La Russia si sta preparando a reprimere duramente chiunque estragga criptovalute senza autorizzazione. I tribunali potrebbero confiscare le monete dei miner e infliggere multe salate se venissero introdotte nuove regole. Il piano è stato elaborato dal Ministero dello Sviluppo Digitale, delle Comunicazioni e dei Mass Media ed è ora al vaglio di altre agenzie governative.
Le regole minerarie sono state inasprite
Secondo alcune fonti , i singoli minatori che violano le regole potrebbero incorrere in multe da 100.000 a 200.000 rubli, ovvero da 1.270 a 2.540 dollari. Operatori e funzionari autonomi potrebbero vedere le sanzioni raddoppiare, arrivando da 200.000 a 400.000 rubli (da 2.540 a 5.090 dollari).
Le aziende che gestiscono attività illegali saranno le più colpite. Potrebbero pagare tra 1 e 2 milioni di rubli, ovvero tra 12.730 e 25.455 dollari.
Potere di sequestrare monete digitali
Secondo Forbes Russia, i giudici otterrebbero l'autorità di confiscare criptovalute a chiunque sia ritenuto responsabile del mining illegale. Questo potere potrebbe applicarsi ai membri dei mining pool e alle grandi aziende industriali. L'iniziativa mira a bloccare il mining illegale che mette a dura prova le reti elettriche locali.

La legge dell'anno scorso consente ai russi non registrati di estrarre petrolio in casa, a condizione che consumino meno di 6.000 kWh al mese. Questa regola rimarrà in vigore, ma non si applicherà ovunque.
Circa 10 regioni, comprese alcune aree sotto il controllo russo, hanno già introdotto limiti aggiuntivi. Inoltre, chiunque abbia precedenti penali per reati economici o terrorismo non potrà svolgere attività mineraria.
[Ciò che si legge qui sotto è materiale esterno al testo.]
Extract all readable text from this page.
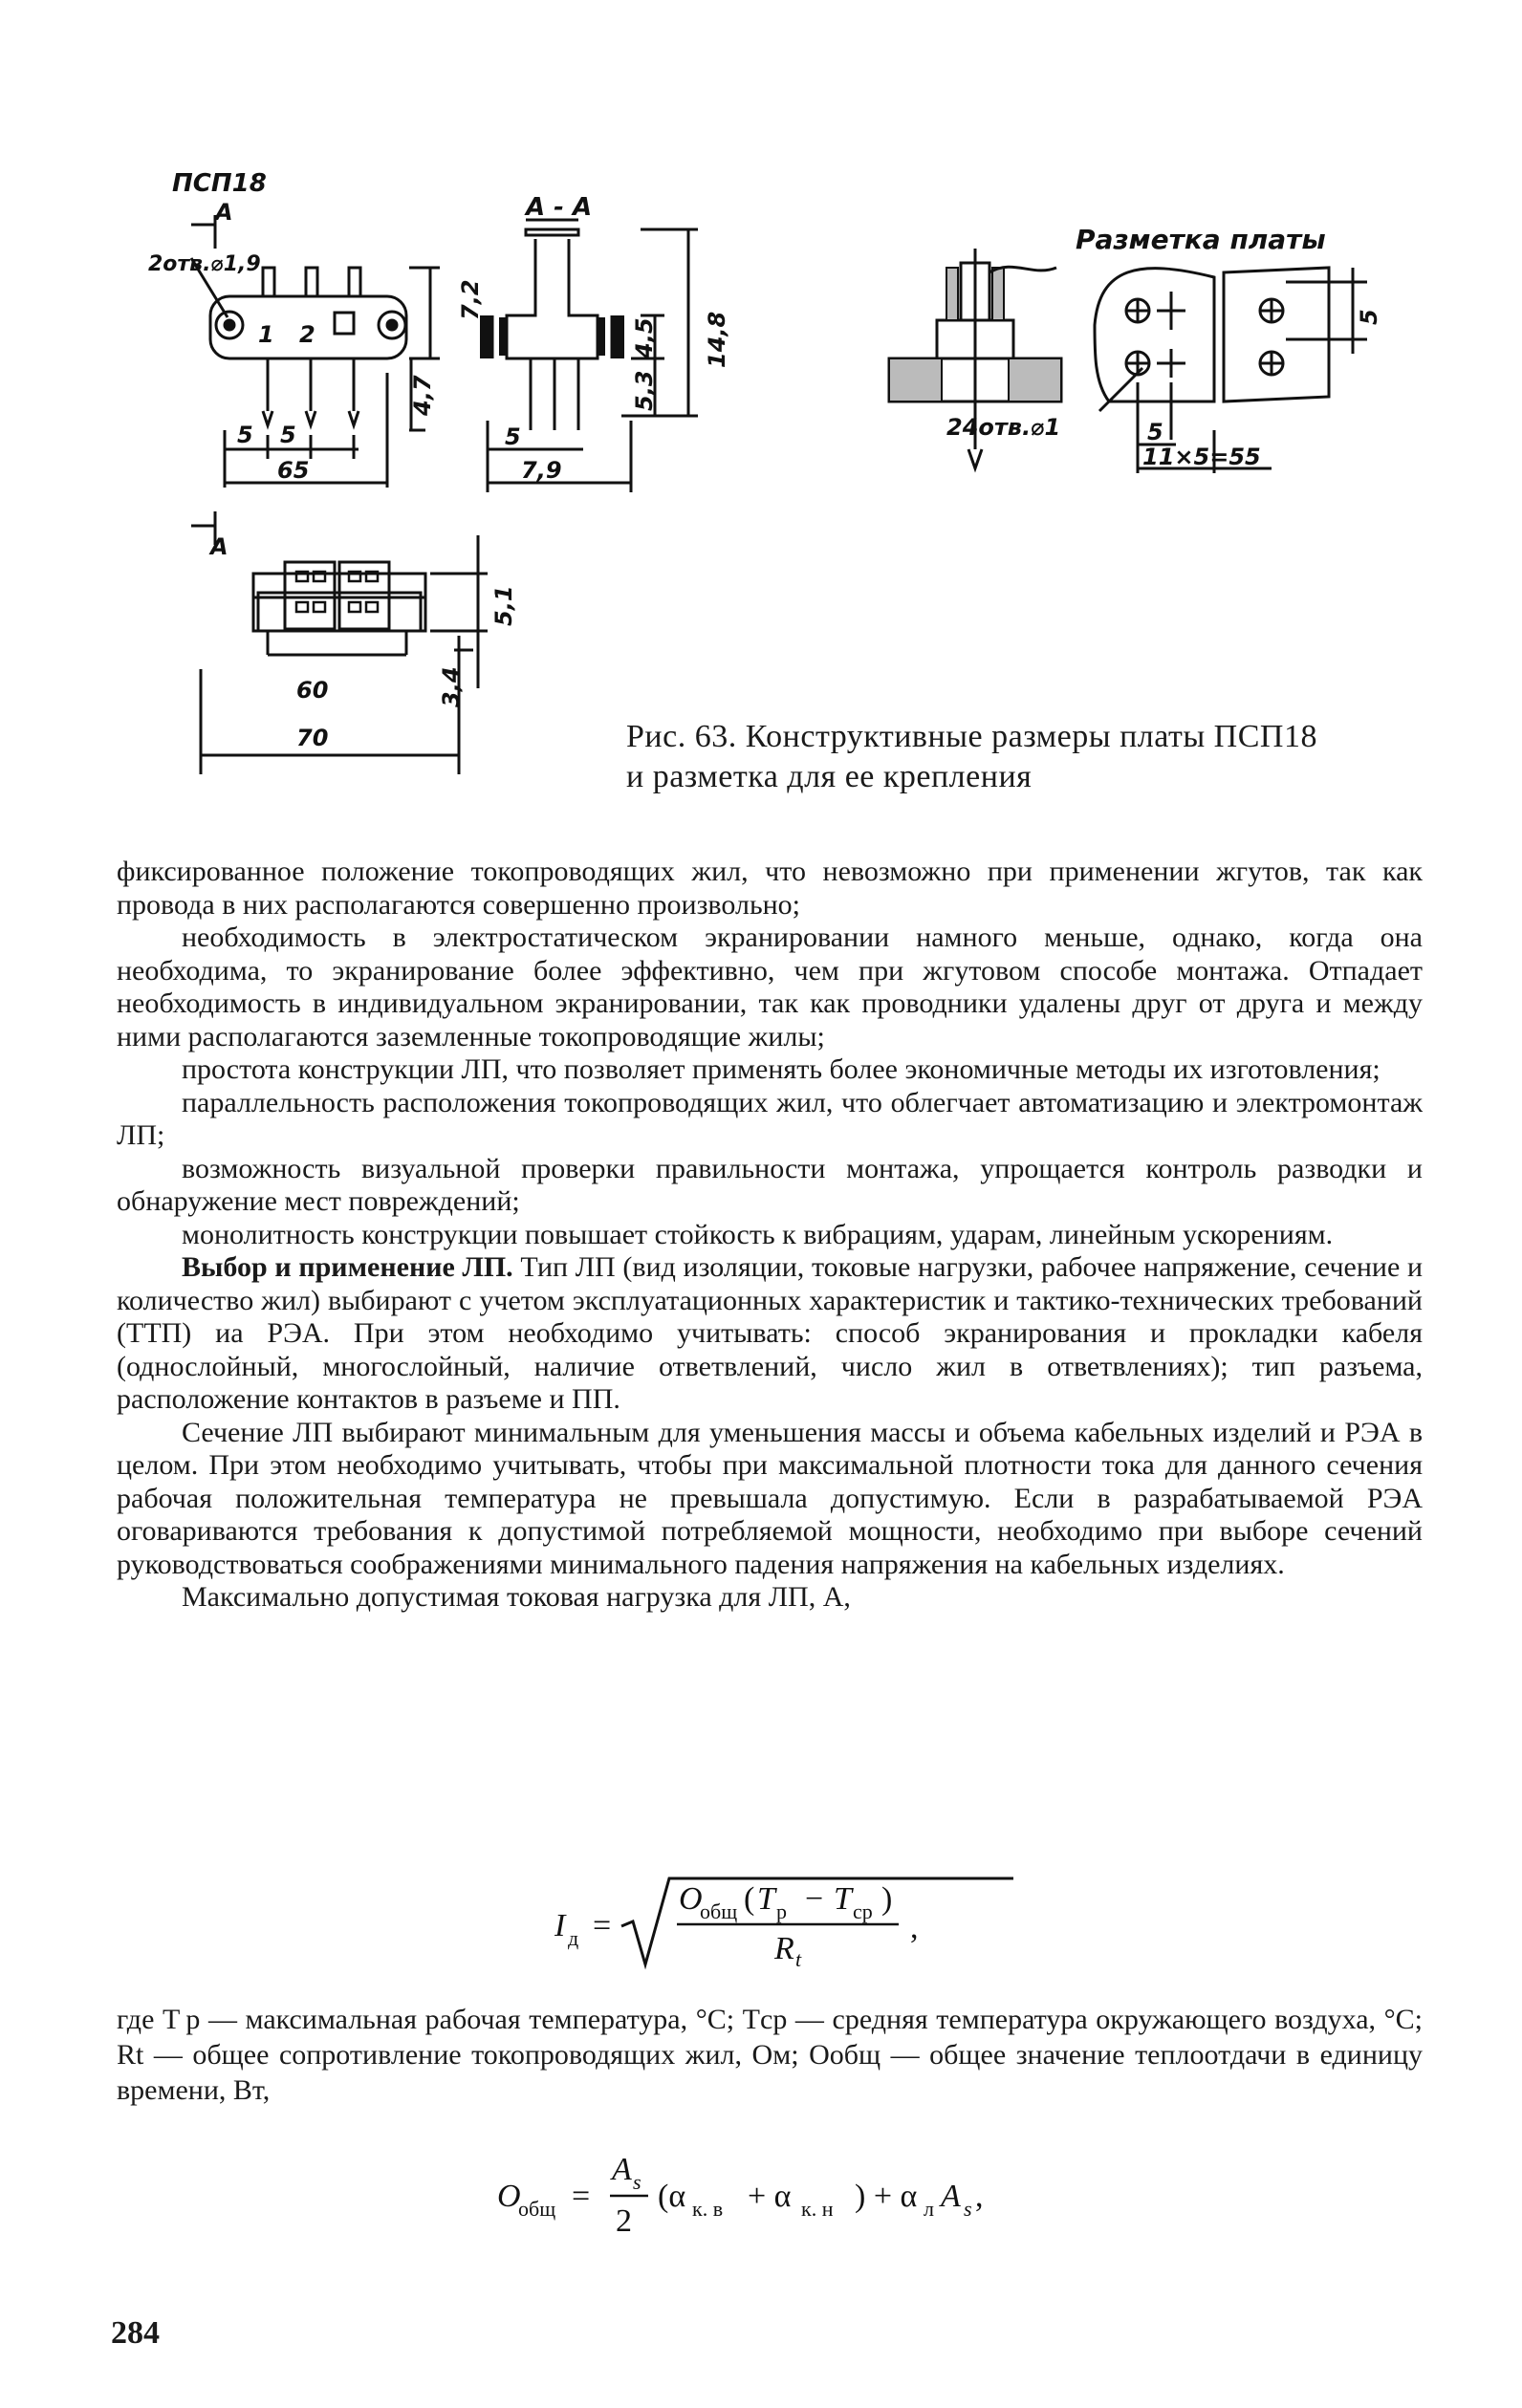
ПСП18
A
2отв.⌀1,9
1 2
7,2
4,7
5 5
65
A
A - A
4,5 14,8
5,3
5
7,9
Разметка платы
24отв.⌀1	5
11×5=55
5
5,1
3,4
60
70	Рис. 63. Конструктивные размеры платы ПСП18
и разметка для ее крепления

фиксированное положение токопроводящих жил, что невозможно при применении жгутов, так как провода в них располагаются совершенно произвольно;

необходимость в электростатическом экранировании намного меньше, однако, когда она необходима, то экранирование более эффективно, чем при жгутовом способе монтажа. Отпадает необходимость в индивидуальном экранировании, так как проводники удалены друг от друга и между ними располагаются заземленные токопроводящие жилы;

простота конструкции ЛП, что позволяет применять более экономичные методы их изготовления;

параллельность расположения токопроводящих жил, что облегчает автоматизацию и электромонтаж ЛП;

возможность визуальной проверки правильности монтажа, упрощается контроль разводки и обнаружение мест повреждений;

монолитность конструкции повышает стойкость к вибрациям, ударам, линейным ускорениям.

Выбор и применение ЛП. Тип ЛП (вид изоляции, токовые нагрузки, рабочее напряжение, сечение и количество жил) выбирают с учетом эксплуатационных характеристик и тактико-технических требований (ТТП) иа РЭА. При этом необходимо учитывать: способ экранирования и прокладки кабеля (однослойный, многослойный, наличие ответвлений, число жил в ответвлениях); тип разъема, расположение контактов в разъеме и ПП.

Сечение ЛП выбирают минимальным для уменьшения массы и объема кабельных изделий и РЭА в целом. При этом необходимо учитывать, чтобы при максимальной плотности тока для данного сечения рабочая положительная температура не превышала допустимую. Если в разрабатываемой РЭА оговариваются требования к допустимой потребляемой мощности, необходимо при выборе сечений руководствоваться соображениями минимального падения напряжения на кабельных изделиях.

Максимально допустимая токовая нагрузка для ЛП, А,

I д =
O
общ ( T р − T ср )
R t
,

где T р — максимальная рабочая температура, °С; Tср — средняя температура окружающего воздуха, °С; Rt — общее сопротивление токопроводящих жил, Ом; Oобщ — общее значение теплоотдачи в единицу времени, Вт,

O
общ =
A s
2
(α к. в + α к. н ) + α л A s ,
284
Multe per i pagamenti in criptovaluta
La nuova bozza affronta anche i pagamenti in criptovalute. Chiunque venga sorpreso a utilizzare monete digitali per transazioni regolari al di fuori del sandbox della Banca Centrale potrebbe incorrere in multe fino a 1 milione di rubli (12.730 dollari).
La Banca centrale afferma che confiscare le monete a qualcuno sarà il deterrente più grande.

I data center di mining e le società di hosting dovrebbero comunicare all'agenzia antiriciclaggio Rosfinmonitoring la quantità di criptovalute minate. Dovrebbero anche condividere gli indirizzi dei wallet. Il mancato rispetto di questi passaggi potrebbe comportare ulteriori sanzioni, sebbene l'entità esatta delle multe non sia ancora chiara.
Una spinta verso accuse penali
Il ministero vuole modificare il codice minerario nazionale in modo che le gravi violazioni in materia di attività mineraria diventino reati penali. Questo aumenterebbe la posta in gioco. Invece di pagare una multa, i trasgressori potrebbero ritrovarsi con precedenti penali.
La proposta è ancora in fase di revisione interdipartimentale. Se superata, passerà ai legislatori per l'approvazione. Fino ad allora, minatori e aziende seguiranno attentamente la situazione. Molti prevedono che questo spingerà alcuni a uscire dal mercato russo o a operare nel sottosuolo. Altri potrebbero trovare il modo di registrarsi e rimanere nel rispetto delle regole.